13. CONTROL FRAUDS DEFEAT CORPORATE GOVERNANCE PROTECTIONS AND REFORMS.
The S&L debacle should have taught us that control frauds were able to defeat a broad range of corporate governance principles. Control frauds control the election of the board of directors. They pick outside directors who are the equivalent of inside directors. Efforts to improve corporate governance may be desirable for other reasons (though we must not lose sight of the cost), but they are unlikely to be effective against control fraud, and we certainly should not rely on their effectiveness. The new Sarbanes-Oxley reform legislation primarily relies on improving corporate governance. Since control frauds have caused the ongoing financial scandals, that is discouraging.
The one hope that the S&L debacle offers in this regard is that S&L control frauds preferred the 100 percent ownership model. They viewed even outside directors picked entirely from business associates as a hindrance. There are virtually no cases in which an S&L board of directors caused any known difficulty for a control fraud. This, however, is still another area in which we have failed to learn the lessons of the debacle. According to Easterbrook and Fischel (1991, 10, 70–75, 133, 282), the ideal form of ownership is the sole owner and CEO because it eliminates agency problems. That may be a disadvantage in the context of control fraud. An agency problem is likely to be either an officer like Mark Sauter, who embezzled from Lincoln Savings, or a whistle-blower who exposes the fraud. Single-ownership will not stop the embezzler, but it may stop the whistle-blower and allow the fraud to grow.
14. STOCK OPTIONS INCREASE LOOTING BY CONTROL FRAUDS.
Control frauds decide how stock options will be structured. They design options to permit easier looting. Typically, this means tying stock options to short-term economic performance, which is easier for the control fraud to distort. Control frauds delight in using seemingly legitimate corporate mechanisms to transfer firm assets to their personal use. According to Easterbrook and Fischel (1991, 282), however, “[With] stock options … If the firm does poorly, the managers lose with the other investors.” By now, this needs no refutation.
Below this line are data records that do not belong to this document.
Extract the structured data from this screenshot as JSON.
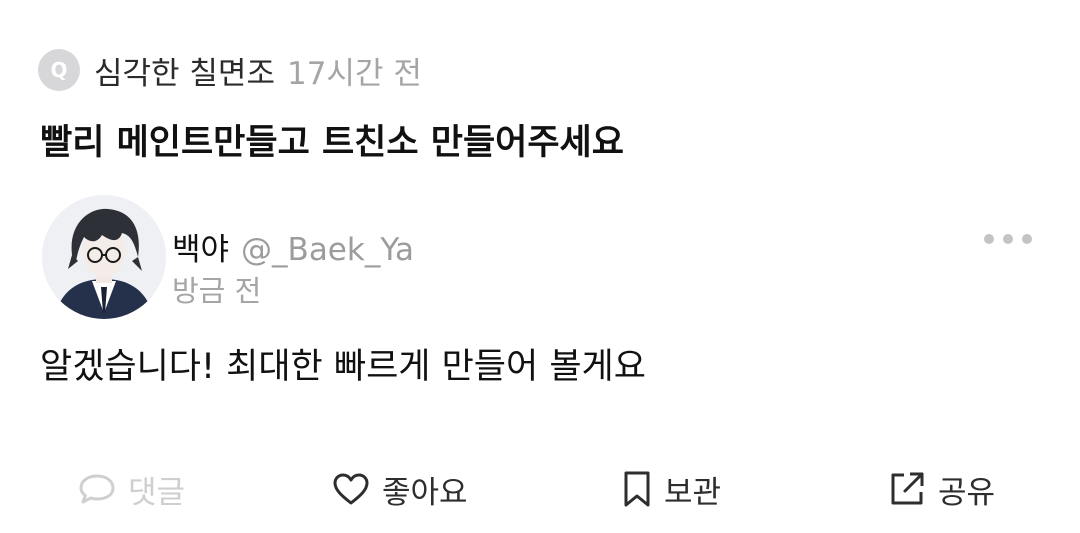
{
  "question": {
    "badge": "Q",
    "author": "심각한 칠면조",
    "time": "17시간 전",
    "text": "빨리 메인트만들고 트친소 만들어주세요"
  },
  "answer": {
    "name": "백야",
    "handle": "@_Baek_Ya",
    "time": "방금 전",
    "text": "알겠습니다! 최대한 빠르게 만들어 볼게요"
  },
  "actions": {
    "comment": "댓글",
    "like": "좋아요",
    "save": "보관",
    "share": "공유"
  },
  "icons": [
    "q-badge-icon",
    "more-dots-icon",
    "comment-bubble-icon",
    "heart-icon",
    "bookmark-icon",
    "share-icon"
  ],
  "colors": {
    "muted": "#a5a5a5",
    "badge": "#d7d7d9",
    "disabled": "#cfcfcf"
  }
}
It should not have needed refutation when written, because S&L control frauds had demonstrated that the CEO could do very well regardless of the fate of the shareholders.
15. WE NEED TO REINVENT THE “REINVENTING GOVERNMENT” MOVEMENT TO DEAL EFFECTIVELY WITH CONTROL FRAUD.
The Clinton-Gore effort to reinvent government did not leave us any better prepared for the current wave of control fraud. Three changes would be helpful. First, the existing strategic plans of few regulatory agencies meaningfully analyze the primary risks threatening the agency’s ability to meet its mission. In plain English, a goal of the SEC should be to prevent waves of control fraud. Second, the GAO should change its definition of high risk to include risks to the public should the agency fail in its mission. It is embarrassing that the GAO, as I write, still does not consider the SEC’s antifraud activities a high-risk function. Third, both the OMB and the GAO should establish divisions to locate units suffering system-capacity problems and to recommend steps to fix the problem. Someone needs to be rewarded and promoted for recommending more regulation and more spending when that is necessary.